Sintomaticamente, um líder da base, o deputado Sandro Mabel (PR-GO) já se apresentou como candidato a presidente da Câmara dos Deputados, contra o nome oficial, de Marco Maia (PT-RS), ao qual o governo chegou após passar por um processo que deixou várias cicatrizes dentro do PT (que tinha outros candidatos) e nas relações com o PMDB (que também queria a cadeira de presidente).
Há duas coisas que podem ajudar Dilma a assumir o efetivo controle da base e melhorar a consistência dessa massa heterogênea e nada desinteressada de políticos e legendas partidárias que a apoia. A primeira é administrar bem o Brasil. Dificilmente o governo perderá o controle de sua base se tiver níveis altos de popularidade. A segunda é estabelecer uma agenda legislativa à altura das necessidades do país.
Queiramos ou não, o Congresso tem muita dificuldade para deliberar sobre matérias importantes sem alguma condução por parte do Executivo. Imensamente fragmentado, ele só consegue construir consenso sem pressões externas (do governo ou da sociedade) em lances isolados de corporativismo (evitar cassações de “colegas”, por exemplo) e oportunismo (votação de aumentos salariais indecentes).
Um dos maiores erros que Dilma poderá cometer na área política será deixar de fazer uso dessa situação. Para isso, ela precisa definir já uma pauta de mudanças legislativas, aproveitando a força dos 56 milhões de votos que recebeu e a maré favorável do início de governo. O preocupante é que, quase um mês após a posse presidencial, não há nenhum sinal de que essa agenda exista.

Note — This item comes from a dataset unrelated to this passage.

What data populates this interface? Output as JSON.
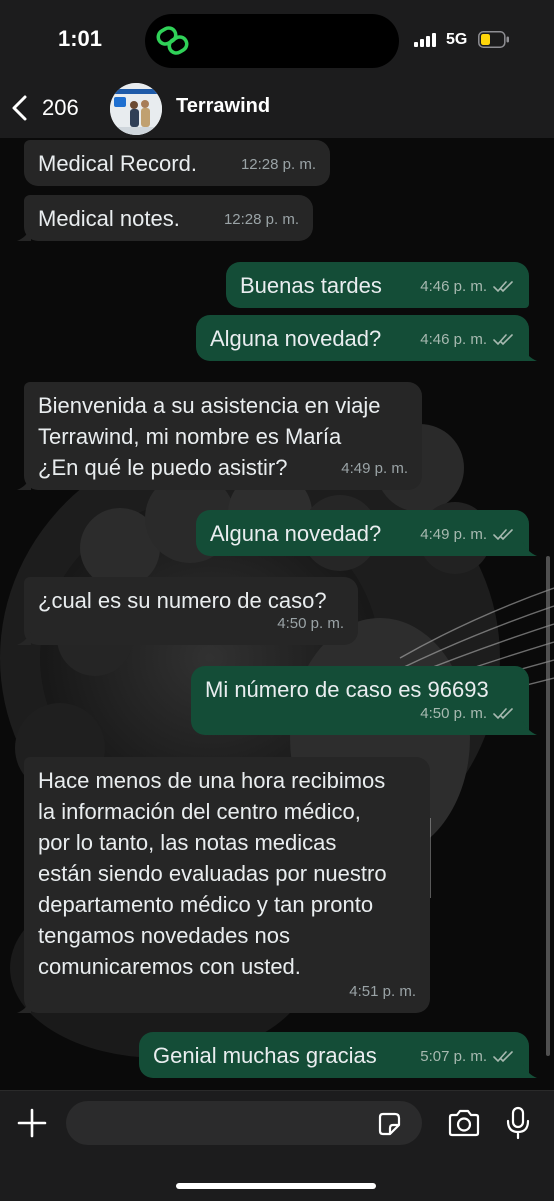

Líderes da base sabem apenas que a prioridade inicial do Executivo é aprovar as 23 medidas provisórias em andamento no Congresso, das quais a mais rumorosa é a que define o novo valor do salário mínimo. É muito pouco, para uma nação com imensos problemas estruturais, nas mais diversas áreas. Aparentemente, Dilma não pretende enviar uma proposta de reforma política. Se isso ocorrer, adianta um influente parlamentar ligado ao governo, será a morte da reforma política.
Também são modestas as intenções atribuídas a Dilma, até aqui, nos campos fiscal e tributário. No primeiro caso, a ideia seria promover cortes orçamentários e nada mais. No segundo, fala-se que o governo irá propor alterações em partes. A primeira delas poderia ser a redução da contribuição previdenciária patronal. A presidenta tem um ministro da Casa Civil que estudou com cuidado o assunto e não teria dificuldade em propor, imediatamente, um conjunto de medidas bem mais ambicioso para remover um dos mais notórios entraves ao desenvolvimento nacional – o cipoal de impostos e regras tributárias que ajudam a fazer do Brasil uma das nações que mais dificultam a ação de empreendedores. E por que não ir além de tesouradas no orçamento para repensar, de forma ampla e democrática, a estrutura de gastos, a gestão administrativa e a qualidade dos serviços prestados pelo Estado brasileiro?
Já era hora de ter vindo a público, de forma clara, a agenda legislativa do novo governo. Que este não tarde muito a fazê-lo. O passado recente ensina que o primeiro ano de mandato é o momento decisivo para votar as mudanças legais mais polêmicas. Ou Dilma e sua equipe arregaçam logo as mangas, ou deixarão desperdiçar uma oportunidade determinante para o futuro dos brasileiros e para o sucesso da sua administração.